ImageEditeur : La Salida n°44, juin à septembre 2005

Auteur : Gerry Kenny

Discographie de La Orquesta Tipica Fernandez Fierro

Si votre oreille est branchée tango, et que vous cherchez du nouveau à mélanger avec de l’ancien, la discographie de la Orquesta Tipica Fernandez Fierro, jeune formation de tango née à Buenos Aires un 23 juin 2001 mérite votre attention. A ce jour l’orchestre a réalisé deux enregistrements : Envasado en origen (2001) et Destruccion Masiva (2003). Chaque disque est composé d’un CD audio d’une douzaine de morceaux, accompagné d’un CD Rom interactif con fotos, videos y todo ese tipo de cosas. Une façon comme une autre de poursuivre l’histoire d’amour entre le tango et la technologie.
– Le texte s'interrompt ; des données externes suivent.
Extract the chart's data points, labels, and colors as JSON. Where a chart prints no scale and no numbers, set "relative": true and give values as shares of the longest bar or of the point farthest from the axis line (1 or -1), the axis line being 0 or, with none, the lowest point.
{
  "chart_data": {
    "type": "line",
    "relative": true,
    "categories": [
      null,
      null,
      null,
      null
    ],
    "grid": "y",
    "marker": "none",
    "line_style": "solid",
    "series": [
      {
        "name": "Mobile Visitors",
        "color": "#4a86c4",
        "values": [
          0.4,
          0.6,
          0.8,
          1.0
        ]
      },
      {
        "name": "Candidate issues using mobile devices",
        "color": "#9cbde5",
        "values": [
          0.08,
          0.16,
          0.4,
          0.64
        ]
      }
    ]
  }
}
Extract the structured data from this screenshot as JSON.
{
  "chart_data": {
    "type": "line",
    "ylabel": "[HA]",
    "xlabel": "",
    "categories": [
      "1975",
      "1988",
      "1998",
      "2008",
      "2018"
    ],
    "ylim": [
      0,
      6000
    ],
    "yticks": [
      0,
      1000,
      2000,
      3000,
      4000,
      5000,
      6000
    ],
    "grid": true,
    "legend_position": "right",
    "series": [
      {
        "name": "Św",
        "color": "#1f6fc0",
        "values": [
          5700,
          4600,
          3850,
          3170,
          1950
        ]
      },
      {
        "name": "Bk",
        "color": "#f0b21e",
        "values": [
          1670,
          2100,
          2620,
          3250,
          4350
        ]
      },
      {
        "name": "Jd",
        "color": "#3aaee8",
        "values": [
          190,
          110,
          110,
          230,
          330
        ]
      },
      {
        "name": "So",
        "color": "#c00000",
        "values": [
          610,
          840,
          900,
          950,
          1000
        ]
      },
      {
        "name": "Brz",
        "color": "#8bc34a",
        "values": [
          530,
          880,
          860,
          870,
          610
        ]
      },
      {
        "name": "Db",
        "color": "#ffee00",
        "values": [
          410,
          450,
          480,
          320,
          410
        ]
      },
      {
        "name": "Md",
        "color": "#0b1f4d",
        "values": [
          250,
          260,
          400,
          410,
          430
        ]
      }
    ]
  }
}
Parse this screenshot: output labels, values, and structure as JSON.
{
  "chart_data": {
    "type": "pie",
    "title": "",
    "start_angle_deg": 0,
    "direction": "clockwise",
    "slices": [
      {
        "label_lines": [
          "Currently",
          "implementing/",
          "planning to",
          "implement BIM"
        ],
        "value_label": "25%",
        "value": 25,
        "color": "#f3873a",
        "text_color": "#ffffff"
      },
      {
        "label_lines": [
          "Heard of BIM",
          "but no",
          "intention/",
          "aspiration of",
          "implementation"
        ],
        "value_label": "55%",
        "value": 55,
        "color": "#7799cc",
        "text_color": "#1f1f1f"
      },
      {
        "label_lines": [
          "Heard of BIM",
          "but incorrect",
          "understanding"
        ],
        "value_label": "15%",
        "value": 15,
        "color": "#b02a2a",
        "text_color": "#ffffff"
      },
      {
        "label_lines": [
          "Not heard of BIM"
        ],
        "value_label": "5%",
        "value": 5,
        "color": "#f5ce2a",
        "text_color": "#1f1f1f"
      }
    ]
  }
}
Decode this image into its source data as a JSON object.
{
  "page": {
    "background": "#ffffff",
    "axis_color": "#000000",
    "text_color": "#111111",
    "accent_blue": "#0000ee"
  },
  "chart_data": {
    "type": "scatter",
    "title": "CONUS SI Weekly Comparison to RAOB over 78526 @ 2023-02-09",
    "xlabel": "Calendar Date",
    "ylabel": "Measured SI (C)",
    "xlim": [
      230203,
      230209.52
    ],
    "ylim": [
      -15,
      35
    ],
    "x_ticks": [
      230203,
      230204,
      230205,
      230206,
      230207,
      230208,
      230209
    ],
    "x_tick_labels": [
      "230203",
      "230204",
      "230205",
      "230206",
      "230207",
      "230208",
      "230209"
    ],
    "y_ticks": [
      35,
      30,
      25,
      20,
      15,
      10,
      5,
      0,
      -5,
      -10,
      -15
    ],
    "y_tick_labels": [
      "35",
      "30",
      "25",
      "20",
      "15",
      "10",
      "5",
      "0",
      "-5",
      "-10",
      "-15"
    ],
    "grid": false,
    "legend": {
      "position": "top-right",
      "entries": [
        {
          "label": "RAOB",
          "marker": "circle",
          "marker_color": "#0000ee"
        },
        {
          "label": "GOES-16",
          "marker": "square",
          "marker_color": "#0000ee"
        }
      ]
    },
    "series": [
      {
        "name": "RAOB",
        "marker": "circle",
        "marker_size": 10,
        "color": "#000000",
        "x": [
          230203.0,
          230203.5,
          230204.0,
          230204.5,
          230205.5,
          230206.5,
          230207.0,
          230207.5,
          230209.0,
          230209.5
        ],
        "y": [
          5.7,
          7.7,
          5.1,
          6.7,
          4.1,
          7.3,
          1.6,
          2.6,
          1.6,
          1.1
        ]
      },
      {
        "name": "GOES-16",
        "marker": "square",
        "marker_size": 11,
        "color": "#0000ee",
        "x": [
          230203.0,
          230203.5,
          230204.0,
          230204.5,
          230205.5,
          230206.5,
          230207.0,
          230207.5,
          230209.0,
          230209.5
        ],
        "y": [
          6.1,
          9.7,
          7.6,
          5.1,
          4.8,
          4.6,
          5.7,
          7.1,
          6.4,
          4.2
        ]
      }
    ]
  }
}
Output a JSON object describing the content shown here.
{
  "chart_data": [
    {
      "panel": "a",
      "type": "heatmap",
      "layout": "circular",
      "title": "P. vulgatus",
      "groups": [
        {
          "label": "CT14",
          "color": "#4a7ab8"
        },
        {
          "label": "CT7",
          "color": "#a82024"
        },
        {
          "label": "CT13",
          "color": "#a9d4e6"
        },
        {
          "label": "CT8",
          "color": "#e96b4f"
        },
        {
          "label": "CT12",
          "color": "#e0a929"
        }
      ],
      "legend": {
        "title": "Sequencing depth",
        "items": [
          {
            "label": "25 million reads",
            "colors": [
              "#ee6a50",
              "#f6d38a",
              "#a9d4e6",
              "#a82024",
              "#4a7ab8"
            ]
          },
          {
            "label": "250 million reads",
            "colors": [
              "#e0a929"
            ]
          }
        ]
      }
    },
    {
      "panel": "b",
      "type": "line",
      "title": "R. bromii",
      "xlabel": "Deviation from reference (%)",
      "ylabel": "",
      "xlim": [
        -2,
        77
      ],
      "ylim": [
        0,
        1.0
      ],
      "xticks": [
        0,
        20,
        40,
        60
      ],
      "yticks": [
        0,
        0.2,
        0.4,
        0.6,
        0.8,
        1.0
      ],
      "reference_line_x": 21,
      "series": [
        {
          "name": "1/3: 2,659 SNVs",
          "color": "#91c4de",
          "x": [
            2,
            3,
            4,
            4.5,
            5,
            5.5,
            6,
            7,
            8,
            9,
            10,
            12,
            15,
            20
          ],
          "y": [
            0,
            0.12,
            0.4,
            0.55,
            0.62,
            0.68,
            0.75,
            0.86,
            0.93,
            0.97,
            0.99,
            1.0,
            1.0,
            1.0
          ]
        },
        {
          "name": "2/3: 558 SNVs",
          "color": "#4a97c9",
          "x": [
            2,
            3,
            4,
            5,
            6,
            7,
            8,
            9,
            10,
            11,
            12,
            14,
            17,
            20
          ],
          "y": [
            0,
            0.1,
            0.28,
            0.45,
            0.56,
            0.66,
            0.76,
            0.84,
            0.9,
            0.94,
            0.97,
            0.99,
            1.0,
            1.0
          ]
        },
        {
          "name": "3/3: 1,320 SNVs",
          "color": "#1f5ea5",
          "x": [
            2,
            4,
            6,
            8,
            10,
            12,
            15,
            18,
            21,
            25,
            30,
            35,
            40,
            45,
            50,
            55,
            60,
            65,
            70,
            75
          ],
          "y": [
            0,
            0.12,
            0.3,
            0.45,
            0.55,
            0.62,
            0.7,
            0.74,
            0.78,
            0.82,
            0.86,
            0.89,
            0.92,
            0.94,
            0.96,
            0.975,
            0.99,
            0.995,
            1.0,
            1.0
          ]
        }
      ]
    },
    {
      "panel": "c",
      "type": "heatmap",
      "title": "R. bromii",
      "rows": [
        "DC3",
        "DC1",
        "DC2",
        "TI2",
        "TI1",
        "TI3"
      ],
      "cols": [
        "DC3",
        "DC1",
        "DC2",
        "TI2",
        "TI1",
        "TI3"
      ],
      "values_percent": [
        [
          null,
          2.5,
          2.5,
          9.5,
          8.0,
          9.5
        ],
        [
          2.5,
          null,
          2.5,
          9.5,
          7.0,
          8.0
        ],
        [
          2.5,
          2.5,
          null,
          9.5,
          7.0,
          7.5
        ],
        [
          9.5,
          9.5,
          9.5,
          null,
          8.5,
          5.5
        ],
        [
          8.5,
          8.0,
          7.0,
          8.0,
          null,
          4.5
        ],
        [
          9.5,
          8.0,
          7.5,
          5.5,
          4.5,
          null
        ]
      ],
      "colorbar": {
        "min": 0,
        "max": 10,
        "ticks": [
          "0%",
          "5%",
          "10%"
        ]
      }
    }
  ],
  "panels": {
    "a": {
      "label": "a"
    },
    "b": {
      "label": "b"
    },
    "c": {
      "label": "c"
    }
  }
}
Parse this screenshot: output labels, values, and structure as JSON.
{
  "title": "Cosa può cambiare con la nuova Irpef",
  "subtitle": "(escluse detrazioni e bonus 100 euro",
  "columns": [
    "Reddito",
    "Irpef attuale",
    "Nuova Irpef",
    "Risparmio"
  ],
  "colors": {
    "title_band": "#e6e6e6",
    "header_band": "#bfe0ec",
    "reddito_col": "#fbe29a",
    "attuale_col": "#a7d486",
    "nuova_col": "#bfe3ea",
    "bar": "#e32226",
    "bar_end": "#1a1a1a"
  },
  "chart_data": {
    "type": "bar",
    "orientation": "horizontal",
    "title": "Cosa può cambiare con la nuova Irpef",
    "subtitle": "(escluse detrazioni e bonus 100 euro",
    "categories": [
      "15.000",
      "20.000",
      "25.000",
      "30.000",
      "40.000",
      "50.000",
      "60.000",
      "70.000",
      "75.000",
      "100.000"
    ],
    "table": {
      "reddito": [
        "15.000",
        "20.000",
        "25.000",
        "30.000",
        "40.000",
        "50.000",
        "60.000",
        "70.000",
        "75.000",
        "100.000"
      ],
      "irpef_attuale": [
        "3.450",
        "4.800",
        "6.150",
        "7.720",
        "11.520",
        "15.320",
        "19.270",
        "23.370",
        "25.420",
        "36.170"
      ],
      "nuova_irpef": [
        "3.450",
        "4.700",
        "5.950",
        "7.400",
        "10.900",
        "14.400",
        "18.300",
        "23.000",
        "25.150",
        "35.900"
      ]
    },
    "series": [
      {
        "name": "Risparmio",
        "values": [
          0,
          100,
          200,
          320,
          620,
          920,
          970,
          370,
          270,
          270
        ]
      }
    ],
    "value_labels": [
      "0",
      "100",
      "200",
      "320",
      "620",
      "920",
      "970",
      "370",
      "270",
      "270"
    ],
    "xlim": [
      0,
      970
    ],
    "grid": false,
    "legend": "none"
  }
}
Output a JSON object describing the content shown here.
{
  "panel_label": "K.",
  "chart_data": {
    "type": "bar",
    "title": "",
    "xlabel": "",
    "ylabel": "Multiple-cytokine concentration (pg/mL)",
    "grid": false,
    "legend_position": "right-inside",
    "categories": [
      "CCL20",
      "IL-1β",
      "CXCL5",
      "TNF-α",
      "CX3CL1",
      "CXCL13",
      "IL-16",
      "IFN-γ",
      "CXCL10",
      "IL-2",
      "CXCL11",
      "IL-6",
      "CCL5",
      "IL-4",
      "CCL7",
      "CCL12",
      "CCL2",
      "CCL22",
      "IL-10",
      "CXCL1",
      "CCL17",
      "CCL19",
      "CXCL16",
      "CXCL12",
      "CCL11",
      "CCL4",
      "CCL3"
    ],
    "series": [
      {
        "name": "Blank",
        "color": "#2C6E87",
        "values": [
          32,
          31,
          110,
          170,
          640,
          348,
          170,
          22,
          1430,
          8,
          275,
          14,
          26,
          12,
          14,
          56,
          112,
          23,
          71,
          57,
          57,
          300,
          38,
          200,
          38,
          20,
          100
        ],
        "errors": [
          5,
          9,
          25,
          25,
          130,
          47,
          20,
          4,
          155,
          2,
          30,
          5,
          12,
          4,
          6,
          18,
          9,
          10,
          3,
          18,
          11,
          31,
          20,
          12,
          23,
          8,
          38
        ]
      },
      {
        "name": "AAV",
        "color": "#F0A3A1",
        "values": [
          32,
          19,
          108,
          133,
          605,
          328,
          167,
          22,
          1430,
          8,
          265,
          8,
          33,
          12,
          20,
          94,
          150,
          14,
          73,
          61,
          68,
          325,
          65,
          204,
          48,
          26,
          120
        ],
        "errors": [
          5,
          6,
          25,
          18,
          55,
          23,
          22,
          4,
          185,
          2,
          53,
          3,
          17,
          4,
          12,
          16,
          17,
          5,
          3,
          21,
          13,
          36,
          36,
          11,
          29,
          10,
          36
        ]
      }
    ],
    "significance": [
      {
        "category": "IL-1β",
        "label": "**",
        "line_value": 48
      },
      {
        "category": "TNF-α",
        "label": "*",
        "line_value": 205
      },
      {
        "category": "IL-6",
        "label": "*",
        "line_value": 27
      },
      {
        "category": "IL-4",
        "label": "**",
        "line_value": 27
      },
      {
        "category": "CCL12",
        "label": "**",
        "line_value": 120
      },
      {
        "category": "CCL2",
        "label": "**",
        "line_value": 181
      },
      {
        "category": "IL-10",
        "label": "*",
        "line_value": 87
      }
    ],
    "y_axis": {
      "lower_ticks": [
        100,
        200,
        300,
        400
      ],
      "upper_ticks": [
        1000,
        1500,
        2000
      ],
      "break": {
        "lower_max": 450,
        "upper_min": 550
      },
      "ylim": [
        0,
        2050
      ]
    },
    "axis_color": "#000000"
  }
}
Envasado en origen, comme son nom l’indique, puise son inspiration aux sources du tango en proposant des morceaux de l’Age d’Or que tous les danseurs ont déjà entendus maintes fois dans leurs versions classiques : Di Sarli pour les versions de référence de Milonguero Viejo, El Engeniero, et Comme il faut ; De Caro, Piazzolla des années 40, ou Villasboas pour La Rayuela ; Gobbi pour La Viruta. Sauf que vous n’allez pas forcément les reconnaître, car la Fierro n’imite ni Di Sarli, ni les autres.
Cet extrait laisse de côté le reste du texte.